Think about how to monetise
It’s all very well knowing how to rank and gain traffic but it’s also very important to have a monetisation strategy! There are many ways you can monetise your blog – affiliates schemes, AdSense, banner and video placements, advertorials, sponsored competitions, copy writing for other publishers and when you get to a certain level, paid campaigns with tourist boards and pitching for sponsorship. There’s also some less obvious ways of making money too. For example you can sell your photographs through SmugMug (this works best if you promote your end too) or selling your own products. For example David Hoffman from David’s Been Here invented, manufactured and branded his own inflatable travel pillow (which cleverly contours to your neck for maximum comfort) and is successfully selling the product through Amazon.
If you really want take the business of blogging seriously then we would definitely recommend investing in professional blogging courses.
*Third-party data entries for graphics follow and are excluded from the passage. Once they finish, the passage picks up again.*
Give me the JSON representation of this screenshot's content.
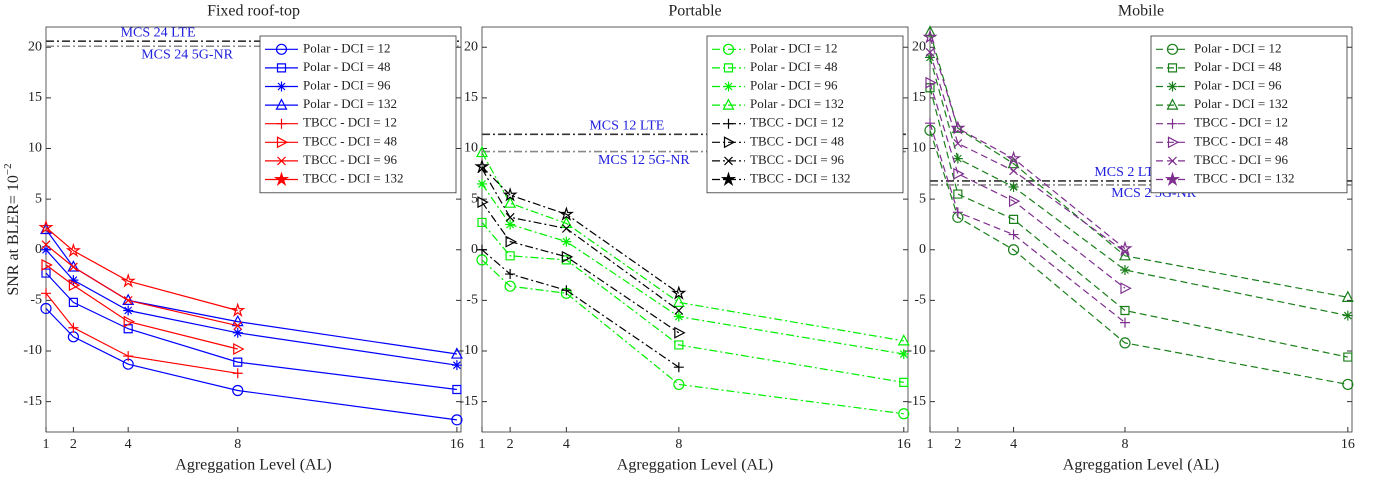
{
  "chart_data": [
    {
      "type": "line",
      "title": "Fixed roof-top",
      "xlabel": "Agreggation Level (AL)",
      "ylabel": {
        "text": "SNR at BLER= 10",
        "superscript": "−2"
      },
      "x": [
        1,
        2,
        4,
        8,
        16
      ],
      "xlim": [
        1,
        16.15
      ],
      "xticks": [
        1,
        2,
        4,
        8,
        16
      ],
      "ylim": [
        -18,
        22
      ],
      "yticks": [
        -15,
        -10,
        -5,
        0,
        5,
        10,
        15,
        20
      ],
      "legend": "upper right",
      "hlines": [
        {
          "label": "MCS 24 LTE",
          "value": 20.6,
          "color": "#333333"
        },
        {
          "label": "MCS 24 5G-NR",
          "value": 20.1,
          "color": "#888888"
        }
      ],
      "series": [
        {
          "name": "Polar - DCI = 12",
          "color": "#0000ff",
          "marker": "o",
          "dash": "solid",
          "values": [
            -5.8,
            -8.6,
            -11.3,
            -13.9,
            -16.8
          ]
        },
        {
          "name": "Polar - DCI = 48",
          "color": "#0000ff",
          "marker": "s",
          "dash": "solid",
          "values": [
            -2.3,
            -5.2,
            -7.8,
            -11.1,
            -13.8
          ]
        },
        {
          "name": "Polar - DCI = 96",
          "color": "#0000ff",
          "marker": "*",
          "dash": "solid",
          "values": [
            0,
            -3.0,
            -6.0,
            -8.2,
            -11.4
          ]
        },
        {
          "name": "Polar - DCI = 132",
          "color": "#0000ff",
          "marker": "^",
          "dash": "solid",
          "values": [
            2.0,
            -1.7,
            -5.0,
            -7.1,
            -10.3
          ]
        },
        {
          "name": "TBCC - DCI = 12",
          "color": "#ff0000",
          "marker": "+",
          "dash": "solid",
          "values": [
            -4.3,
            -7.7,
            -10.5,
            -12.2,
            null
          ]
        },
        {
          "name": "TBCC - DCI = 48",
          "color": "#ff0000",
          "marker": ">",
          "dash": "solid",
          "values": [
            -1.5,
            -3.5,
            -7.1,
            -9.8,
            null
          ]
        },
        {
          "name": "TBCC - DCI = 96",
          "color": "#ff0000",
          "marker": "x",
          "dash": "solid",
          "values": [
            0.5,
            -1.7,
            -5.0,
            -7.5,
            null
          ]
        },
        {
          "name": "TBCC - DCI = 132",
          "color": "#ff0000",
          "marker": "p",
          "dash": "solid",
          "values": [
            2.2,
            -0.1,
            -3.1,
            -6.0,
            null
          ]
        }
      ]
    },
    {
      "type": "line",
      "title": "Portable",
      "xlabel": "Agreggation Level (AL)",
      "x": [
        1,
        2,
        4,
        8,
        16
      ],
      "xlim": [
        1,
        16.15
      ],
      "xticks": [
        1,
        2,
        4,
        8,
        16
      ],
      "ylim": [
        -18,
        22
      ],
      "yticks": [
        -15,
        -10,
        -5,
        0,
        5,
        10,
        15,
        20
      ],
      "legend": "upper right",
      "hlines": [
        {
          "label": "MCS 12 LTE",
          "value": 11.4,
          "color": "#333333"
        },
        {
          "label": "MCS 12 5G-NR",
          "value": 9.7,
          "color": "#888888"
        }
      ],
      "series": [
        {
          "name": "Polar - DCI = 12",
          "color": "#00ee00",
          "marker": "o",
          "dash": "dashdot",
          "values": [
            -1.0,
            -3.6,
            -4.3,
            -13.3,
            -16.2
          ]
        },
        {
          "name": "Polar - DCI = 48",
          "color": "#00ee00",
          "marker": "s",
          "dash": "dashdot",
          "values": [
            2.7,
            -0.6,
            -1.0,
            -9.4,
            -13.1
          ]
        },
        {
          "name": "Polar - DCI = 96",
          "color": "#00ee00",
          "marker": "*",
          "dash": "dashdot",
          "values": [
            6.5,
            2.5,
            0.8,
            -6.6,
            -10.3
          ]
        },
        {
          "name": "Polar - DCI = 132",
          "color": "#00ee00",
          "marker": "^",
          "dash": "dashdot",
          "values": [
            9.6,
            4.6,
            2.6,
            -5.2,
            -9.0
          ]
        },
        {
          "name": "TBCC - DCI = 12",
          "color": "#000000",
          "marker": "+",
          "dash": "dashdot",
          "values": [
            0,
            -2.4,
            -4.0,
            -11.6,
            null
          ]
        },
        {
          "name": "TBCC - DCI = 48",
          "color": "#000000",
          "marker": ">",
          "dash": "dashdot",
          "values": [
            4.7,
            0.8,
            -0.7,
            -8.2,
            null
          ]
        },
        {
          "name": "TBCC - DCI = 96",
          "color": "#000000",
          "marker": "x",
          "dash": "dashdot",
          "values": [
            8.0,
            3.2,
            2.1,
            -6.0,
            null
          ]
        },
        {
          "name": "TBCC - DCI = 132",
          "color": "#000000",
          "marker": "p",
          "dash": "dashdot",
          "values": [
            8.2,
            5.4,
            3.5,
            -4.3,
            null
          ]
        }
      ]
    },
    {
      "type": "line",
      "title": "Mobile",
      "xlabel": "Agreggation Level (AL)",
      "x": [
        1,
        2,
        4,
        8,
        16
      ],
      "xlim": [
        1,
        16.15
      ],
      "xticks": [
        1,
        2,
        4,
        8,
        16
      ],
      "ylim": [
        -18,
        22
      ],
      "yticks": [
        -15,
        -10,
        -5,
        0,
        5,
        10,
        15,
        20
      ],
      "legend": "upper right",
      "hlines": [
        {
          "label": "MCS 2 LTE",
          "value": 6.8,
          "color": "#333333"
        },
        {
          "label": "MCS 2 5G-NR",
          "value": 6.4,
          "color": "#888888"
        }
      ],
      "series": [
        {
          "name": "Polar - DCI = 12",
          "color": "#1a7f1a",
          "marker": "o",
          "dash": "dashed",
          "values": [
            11.8,
            3.2,
            0,
            -9.2,
            -13.3
          ]
        },
        {
          "name": "Polar - DCI = 48",
          "color": "#1a7f1a",
          "marker": "s",
          "dash": "dashed",
          "values": [
            16.0,
            5.5,
            3.0,
            -6.0,
            -10.6
          ]
        },
        {
          "name": "Polar - DCI = 96",
          "color": "#1a7f1a",
          "marker": "*",
          "dash": "dashed",
          "values": [
            19.0,
            9.0,
            6.2,
            -2.0,
            -6.5
          ]
        },
        {
          "name": "Polar - DCI = 132",
          "color": "#1a7f1a",
          "marker": "^",
          "dash": "dashed",
          "values": [
            21.5,
            12.0,
            8.5,
            -0.6,
            -4.7
          ]
        },
        {
          "name": "TBCC - DCI = 12",
          "color": "#7e2f8e",
          "marker": "+",
          "dash": "dashed",
          "values": [
            12.5,
            3.7,
            1.5,
            -7.2,
            null
          ]
        },
        {
          "name": "TBCC - DCI = 48",
          "color": "#7e2f8e",
          "marker": ">",
          "dash": "dashed",
          "values": [
            16.5,
            7.5,
            4.8,
            -3.8,
            null
          ]
        },
        {
          "name": "TBCC - DCI = 96",
          "color": "#7e2f8e",
          "marker": "x",
          "dash": "dashed",
          "values": [
            19.5,
            10.5,
            7.8,
            -0.2,
            null
          ]
        },
        {
          "name": "TBCC - DCI = 132",
          "color": "#7e2f8e",
          "marker": "p",
          "dash": "dashed",
          "values": [
            21.0,
            12.0,
            9.0,
            0.1,
            null
          ]
        }
      ]
    }
  ]
}
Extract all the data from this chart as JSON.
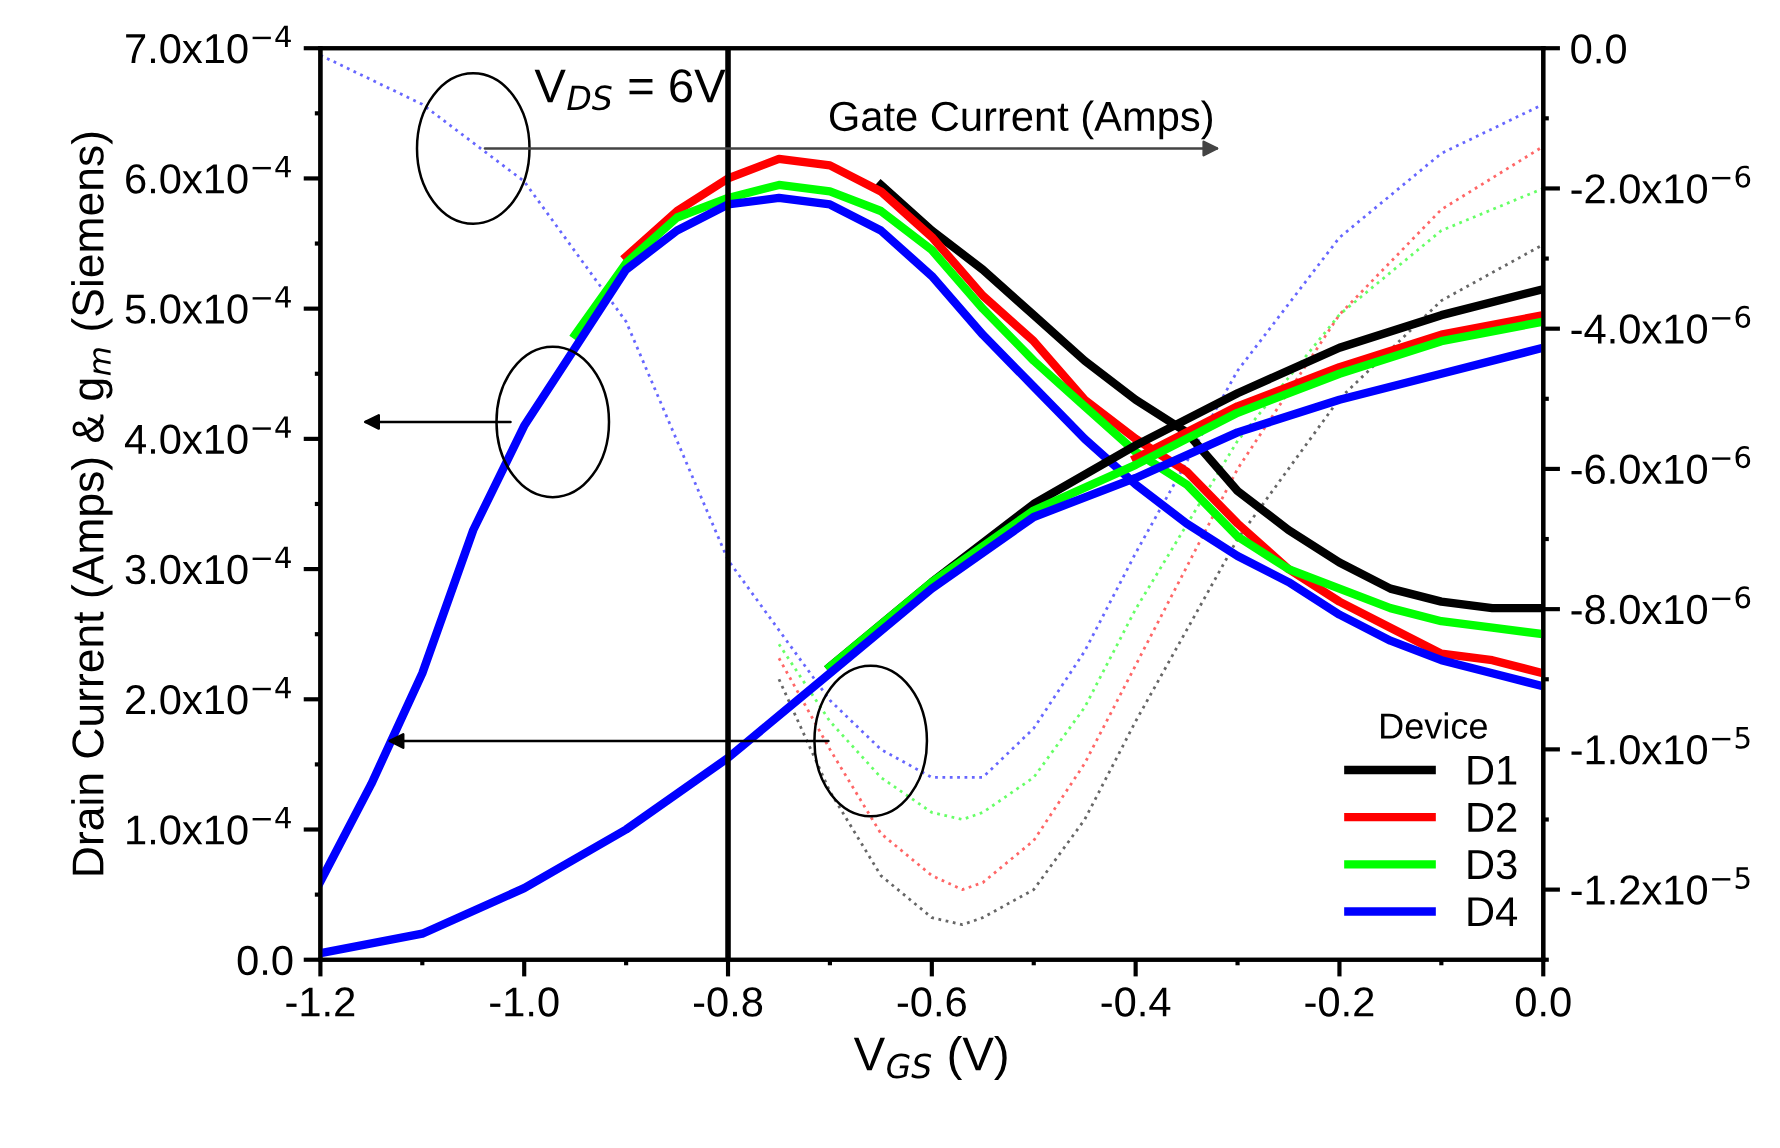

Nomadic Matt’s Super Star Blogging is the first one we’d recommend. Matt is the world’s most successful travel blogger and before the course he used to sell an ebook guide about how to build a successful travel blog which we actually used ourselves to turn this travel blog into a successful business. He really knows what he’s talking about – trust us! The course shows bloggers exactly where you need to focus your time and energy, how to grow an audience, write highly sharable content and how to develop your brand as well as more practical things like getting to grips with SEO and social media tactics which work. The course is a one off fee of $349.
Travel Blog Success is the other professional travel blogging course we’d recommend. It’s an online course and community where you can find the information and resources you’ll need to create your own successful travel blog, including starting up, building it, effective ways of promotion, and making money with your blog. It even covers subjects like how to increase your site’s loading speed (which really helps SEO). Run by a group of successful experienced travel bloggers, it has propelled many a travel blogger into the professional league.
Although running successful travel blog isn’t easy thing to achieve, it’s definitely possible to turn it into a serious business if you work hard enough (and have a strategy in mind) and the rewards are huge if you do make it. Yes at times it can feel like you’re juggling several very wriggly hamsters in the air at the same time but there are not many any jobs which allows you to be your own boss and travel the world at the same time! I know we wouldn’t change it for anything. Good luck!